“O empreendedorismo virou a sustentabilidade da vez.” A frase, quase irônica, parece decretar a banalização do movimento empreendedor no Brasil e anunciar um possível retrocesso no futuro próximo. Mas será que é isso mesmo que está acontecendo? Há diversos motivos para comemorar a revolução empreendedora no País, a começar pelos culturais: nos últimos 15 anos, nunca tanta gente se declarou disposta a empreender no Brasil. Apenas para ilustrar o momento, a última edição da Campus Party, maior evento de cultura digital do País, deu enorme destaque para seu espaço dedicado a empreendedores e startups. E a onda parece não refluir: pesquisa recente da Endeavor mostra que quase 60% dos universitários brasileiros têm interesse em se aventurar a ter um negócio nos próximos cinco anos.
Mais do que isso, estamos presenciando no Brasil um fluxo cada vez mais consistente de pessoas querendo ter um negócio pelos motivos certos –paixão pessoal, desejo de autonomia, identificação de oportunidades de negócio reais.
Segundo o Global Entrepreneurship Monitor (GEM) 2014, a taxa de empreendedores por oportunidade é de 70%, um recorde histórico. Em 12 anos, a motivação do brasileiro para empreender deixou de ser a necessidade –55% dos brasileiros que tentavam a sorte com um negócio em 2002 o faziam por falta completa de oportunidades de trabalho, em comparação a 29% em 2014. A proporção entre empreendedores por oportunidade e por necessidade é hoje de 2,5 para 1. Se os indicadores são tão positivos, onde está o risco de nosso empreendedorismo perder fôlego? A resposta pode estar na performance dos empreendedores.

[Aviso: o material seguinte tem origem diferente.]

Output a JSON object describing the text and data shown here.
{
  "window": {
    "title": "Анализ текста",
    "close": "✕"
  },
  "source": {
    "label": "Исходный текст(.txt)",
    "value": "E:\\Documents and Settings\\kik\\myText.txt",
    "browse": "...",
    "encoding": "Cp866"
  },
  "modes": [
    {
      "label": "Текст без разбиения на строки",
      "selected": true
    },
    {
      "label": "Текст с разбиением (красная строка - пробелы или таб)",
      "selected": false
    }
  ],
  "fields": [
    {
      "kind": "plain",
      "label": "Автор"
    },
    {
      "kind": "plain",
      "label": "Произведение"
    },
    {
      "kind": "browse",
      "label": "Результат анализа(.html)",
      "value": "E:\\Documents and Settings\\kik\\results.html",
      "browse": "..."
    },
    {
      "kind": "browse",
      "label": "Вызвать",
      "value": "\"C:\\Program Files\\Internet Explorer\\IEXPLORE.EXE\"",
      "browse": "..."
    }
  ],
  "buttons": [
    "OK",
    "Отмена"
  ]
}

Apenas 11% dos empreendedores brasileiros pretendem criar mais do que cinco empregos em cinco anos, diante de quase 40% dos norte-americanos, conforme o GEM 2014. Se o assunto for inovação, apenas 22% dos brasileiros focam colocar um produto novo no mercado, em comparação a 60% dos chineses. E, se a conversa for sobre pensar globalmente, aí levamos goleada: somente 0,6% de nossos empreendedores pensa em se internacionalizar, número seis vezes menor do que na China e 23 vezes menor do que nos EUA. Ainda estamos surfando a onda, mas aqui e ali já é possível ouvir perguntas sobre a dificuldade do Brasil de criar as próximas grandes empresas globais.

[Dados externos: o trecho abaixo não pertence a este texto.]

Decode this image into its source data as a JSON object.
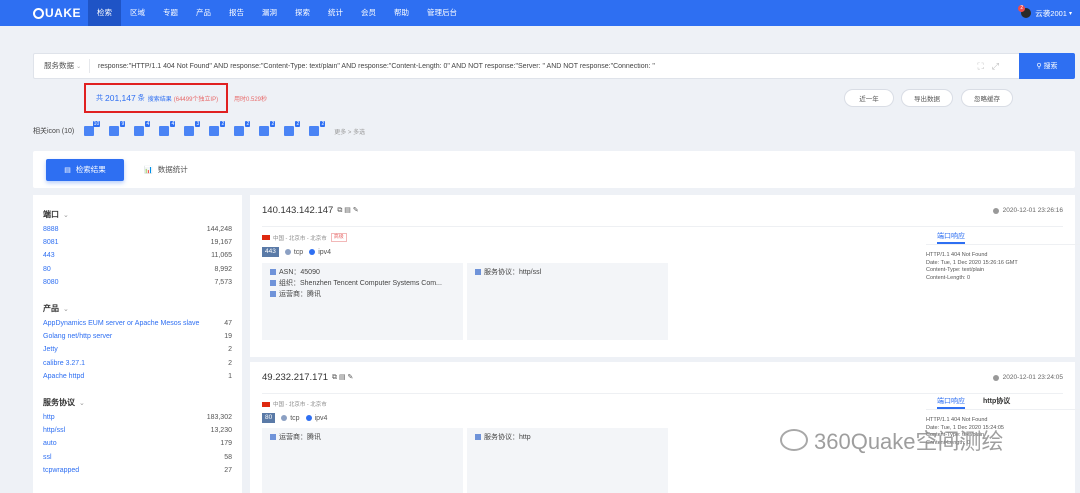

Os jovens da Campus Party precisam de um pouco mais que um empurrãozinho: precisam de outros empreendedores, já de sucesso, que sejam seus mentores e investidores, criando um ciclo virtuoso de novos negócios. E precisam também de um ambiente de negócios menos hostil do que sugere nossa 120a posição no Doing Business, do Banco Mundial. Empreender no Brasil não tem de ser coisa de super-herói.